The longest an NCAA bracket has ever stayed perfect
The longest (verifiable) streak of correct picks in an NCAA tournament bracket to start the beloved March Madness tournament is 49, a streak that was established in 2019.
An Ohio man correctly predicted the entire 2019 NCAA tournament into the Sweet 16, something we've not seen in years of tracking publicly verifiable online March Madness brackets at all major games.
The last verifiably perfect men’s NCAA bracket in 2022 busted on the first Friday of the tournament when No. 11 Iowa State upset No. 6 LSU, 59-54. That’s when this bracket created by ESPN user "Bekins24" — busted.
In 2021, multiple monumental upsets had all of the remaining perfect brackets busted on the 28thgame. That of course follows 2020, when COVID-19 forced the cancellation of the NCAA tournament.
Before the 2019 NCAA tournament, the longest streak of correct picks we had seen in a March Madness bracket was 39 games, achieved in 2017.
Then Gregg Nigl, of Columbus, shattered that record with his briefly-famous "center road" NCAA tournament bracket in the Capital One NCAA March Madness Bracket Challenge, which correctly predicted the first 49 games of the 2019 tournament before busting in game 50, when 3-seed Purdue beat 2-seed Tennessee 99-94 in overtime of the second game in the Sweet 16.
Nigl, a neuropsychologist from Columbus, Ohio, became the first verified bracket ever to pick through to the Sweet 16 correctly.

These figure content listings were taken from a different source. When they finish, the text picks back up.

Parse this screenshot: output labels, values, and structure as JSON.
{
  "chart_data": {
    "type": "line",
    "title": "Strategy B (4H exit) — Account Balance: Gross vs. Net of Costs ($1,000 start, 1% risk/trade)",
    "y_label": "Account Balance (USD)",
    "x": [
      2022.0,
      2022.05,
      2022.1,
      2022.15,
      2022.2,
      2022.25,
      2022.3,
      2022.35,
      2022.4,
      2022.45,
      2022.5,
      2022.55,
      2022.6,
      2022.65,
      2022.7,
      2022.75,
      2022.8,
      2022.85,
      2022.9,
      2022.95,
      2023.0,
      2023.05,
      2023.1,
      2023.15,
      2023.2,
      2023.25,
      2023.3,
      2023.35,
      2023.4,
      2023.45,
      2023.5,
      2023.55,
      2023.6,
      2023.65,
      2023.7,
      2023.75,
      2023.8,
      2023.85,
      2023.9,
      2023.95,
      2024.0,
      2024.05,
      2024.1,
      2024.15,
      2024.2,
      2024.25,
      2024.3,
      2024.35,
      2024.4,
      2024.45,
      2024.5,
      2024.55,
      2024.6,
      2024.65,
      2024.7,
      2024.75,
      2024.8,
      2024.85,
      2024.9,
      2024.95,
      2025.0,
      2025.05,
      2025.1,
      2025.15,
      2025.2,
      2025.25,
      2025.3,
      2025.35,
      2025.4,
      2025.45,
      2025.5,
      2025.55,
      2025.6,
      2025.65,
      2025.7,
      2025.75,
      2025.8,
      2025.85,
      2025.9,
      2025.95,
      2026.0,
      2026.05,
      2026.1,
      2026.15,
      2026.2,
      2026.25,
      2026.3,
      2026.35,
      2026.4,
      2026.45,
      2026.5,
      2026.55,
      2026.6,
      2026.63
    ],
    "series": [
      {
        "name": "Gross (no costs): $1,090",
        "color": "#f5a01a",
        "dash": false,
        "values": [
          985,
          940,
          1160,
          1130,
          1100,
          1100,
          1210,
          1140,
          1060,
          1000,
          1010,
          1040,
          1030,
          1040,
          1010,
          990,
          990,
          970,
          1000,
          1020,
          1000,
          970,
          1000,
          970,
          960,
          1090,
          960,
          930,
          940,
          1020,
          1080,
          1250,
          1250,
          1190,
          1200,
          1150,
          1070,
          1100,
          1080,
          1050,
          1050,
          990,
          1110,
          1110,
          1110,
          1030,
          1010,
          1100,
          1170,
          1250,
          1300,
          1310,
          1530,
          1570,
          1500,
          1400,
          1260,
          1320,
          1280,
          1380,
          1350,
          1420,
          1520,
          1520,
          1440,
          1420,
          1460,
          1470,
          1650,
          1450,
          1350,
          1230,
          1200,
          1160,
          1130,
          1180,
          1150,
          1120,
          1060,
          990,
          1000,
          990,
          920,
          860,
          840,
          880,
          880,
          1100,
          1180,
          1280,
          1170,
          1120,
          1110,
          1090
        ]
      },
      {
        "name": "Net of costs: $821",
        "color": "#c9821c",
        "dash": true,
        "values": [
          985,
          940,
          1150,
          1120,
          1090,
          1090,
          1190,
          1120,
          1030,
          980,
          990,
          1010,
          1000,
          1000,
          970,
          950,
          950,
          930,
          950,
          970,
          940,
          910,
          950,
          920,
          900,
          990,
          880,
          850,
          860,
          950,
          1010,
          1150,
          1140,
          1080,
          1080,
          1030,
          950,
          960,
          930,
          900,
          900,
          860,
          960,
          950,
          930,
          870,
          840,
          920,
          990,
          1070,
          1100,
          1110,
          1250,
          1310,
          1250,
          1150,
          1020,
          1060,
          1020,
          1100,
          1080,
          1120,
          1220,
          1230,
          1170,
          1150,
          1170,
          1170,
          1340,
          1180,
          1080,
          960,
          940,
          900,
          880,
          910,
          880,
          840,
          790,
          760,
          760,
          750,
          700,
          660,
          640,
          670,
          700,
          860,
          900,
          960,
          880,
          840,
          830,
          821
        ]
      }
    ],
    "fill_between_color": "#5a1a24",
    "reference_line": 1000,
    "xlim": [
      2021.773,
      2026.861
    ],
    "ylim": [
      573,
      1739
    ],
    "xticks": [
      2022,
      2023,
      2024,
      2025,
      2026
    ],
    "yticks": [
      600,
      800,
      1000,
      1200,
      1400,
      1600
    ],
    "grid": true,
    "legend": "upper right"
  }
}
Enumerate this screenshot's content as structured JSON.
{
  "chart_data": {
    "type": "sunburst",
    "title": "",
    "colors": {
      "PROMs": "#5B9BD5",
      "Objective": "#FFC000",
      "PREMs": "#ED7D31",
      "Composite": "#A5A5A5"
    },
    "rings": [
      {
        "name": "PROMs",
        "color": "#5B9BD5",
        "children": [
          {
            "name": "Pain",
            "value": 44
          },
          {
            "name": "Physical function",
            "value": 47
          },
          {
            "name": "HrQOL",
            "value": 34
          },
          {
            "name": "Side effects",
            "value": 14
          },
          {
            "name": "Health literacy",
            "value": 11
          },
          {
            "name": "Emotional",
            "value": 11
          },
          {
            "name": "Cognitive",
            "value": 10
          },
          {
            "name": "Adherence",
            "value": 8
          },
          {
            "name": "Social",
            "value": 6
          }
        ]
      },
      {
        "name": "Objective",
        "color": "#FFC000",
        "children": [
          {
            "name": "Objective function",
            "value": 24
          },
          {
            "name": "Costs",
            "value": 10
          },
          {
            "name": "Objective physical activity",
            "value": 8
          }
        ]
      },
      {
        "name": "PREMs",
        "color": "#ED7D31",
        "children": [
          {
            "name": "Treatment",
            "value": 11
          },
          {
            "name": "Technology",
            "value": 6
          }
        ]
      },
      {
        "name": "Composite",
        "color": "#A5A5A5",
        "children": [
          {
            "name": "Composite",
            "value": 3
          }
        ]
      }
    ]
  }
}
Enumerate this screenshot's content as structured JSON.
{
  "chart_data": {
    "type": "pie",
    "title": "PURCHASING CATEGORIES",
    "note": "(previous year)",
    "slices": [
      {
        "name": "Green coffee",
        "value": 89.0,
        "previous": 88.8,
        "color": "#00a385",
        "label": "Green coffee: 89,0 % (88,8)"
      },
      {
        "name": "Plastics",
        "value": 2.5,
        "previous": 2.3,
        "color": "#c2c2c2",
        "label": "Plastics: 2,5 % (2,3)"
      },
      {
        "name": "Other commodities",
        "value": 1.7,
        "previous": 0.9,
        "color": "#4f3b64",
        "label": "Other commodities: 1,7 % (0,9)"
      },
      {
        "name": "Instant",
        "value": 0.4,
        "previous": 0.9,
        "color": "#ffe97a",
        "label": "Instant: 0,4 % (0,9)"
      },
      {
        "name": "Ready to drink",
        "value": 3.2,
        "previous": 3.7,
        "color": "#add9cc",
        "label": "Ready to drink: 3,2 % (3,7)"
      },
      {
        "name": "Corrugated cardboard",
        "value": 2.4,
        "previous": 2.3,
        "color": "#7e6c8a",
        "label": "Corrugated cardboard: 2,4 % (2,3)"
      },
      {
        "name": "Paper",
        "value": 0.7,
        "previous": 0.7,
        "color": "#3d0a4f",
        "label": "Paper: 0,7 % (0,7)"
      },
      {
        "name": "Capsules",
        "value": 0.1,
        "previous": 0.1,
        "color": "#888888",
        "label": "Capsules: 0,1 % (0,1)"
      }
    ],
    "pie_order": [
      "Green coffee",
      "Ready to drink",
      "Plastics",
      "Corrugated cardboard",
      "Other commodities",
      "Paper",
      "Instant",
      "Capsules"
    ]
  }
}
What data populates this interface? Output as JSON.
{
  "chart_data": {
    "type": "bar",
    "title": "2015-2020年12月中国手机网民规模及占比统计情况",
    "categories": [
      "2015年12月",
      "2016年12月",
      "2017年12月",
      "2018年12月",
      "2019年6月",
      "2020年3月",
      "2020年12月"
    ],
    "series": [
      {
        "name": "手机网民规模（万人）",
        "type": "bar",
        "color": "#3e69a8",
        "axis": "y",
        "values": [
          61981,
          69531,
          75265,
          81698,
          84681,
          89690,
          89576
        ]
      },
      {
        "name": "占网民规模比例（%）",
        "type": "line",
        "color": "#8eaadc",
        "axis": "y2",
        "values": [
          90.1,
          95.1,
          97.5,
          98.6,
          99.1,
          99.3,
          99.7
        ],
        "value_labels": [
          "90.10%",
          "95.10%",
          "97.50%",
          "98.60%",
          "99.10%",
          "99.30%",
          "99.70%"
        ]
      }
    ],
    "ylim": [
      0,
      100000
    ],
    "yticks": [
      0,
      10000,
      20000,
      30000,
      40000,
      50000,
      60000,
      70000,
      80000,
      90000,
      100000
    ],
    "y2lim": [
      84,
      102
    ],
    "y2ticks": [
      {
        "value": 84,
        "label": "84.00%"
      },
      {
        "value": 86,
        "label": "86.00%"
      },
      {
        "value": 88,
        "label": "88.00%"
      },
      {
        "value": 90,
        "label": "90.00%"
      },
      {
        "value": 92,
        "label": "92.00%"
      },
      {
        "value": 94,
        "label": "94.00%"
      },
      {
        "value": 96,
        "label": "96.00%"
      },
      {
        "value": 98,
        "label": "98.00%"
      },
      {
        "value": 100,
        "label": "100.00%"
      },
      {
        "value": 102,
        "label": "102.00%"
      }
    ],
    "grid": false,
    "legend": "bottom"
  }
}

With more than three decades of online and paper brackets to sift through (the current format has existed since 1985) and with somewhere between an estimated 60 million to 100 million brackets filled out every year, it's very possible that someone, somewhere has done better. Determining an official record is made even more difficult by the fact that online games only recently have begun comprehensive record-keeping.
We've closely tracked about 20-to-25 million online brackets per year at a half dozen major games since 2016 using public leaderboards in combination with direct reporting and information gathering with those games. Prior to 2016, we've relied on those games' reports as well as online archives to get the best information available.
Until this year, we could find no verified brackets that have been perfect into the Sweet 16 at all. There was a widely reported instance of a bracket that was perfect through two rounds in 2010, but there was no way to verify the bracket’s authenticity. It had been entered in an online game where picks could be altered between rounds according to a Deadspin report at the time.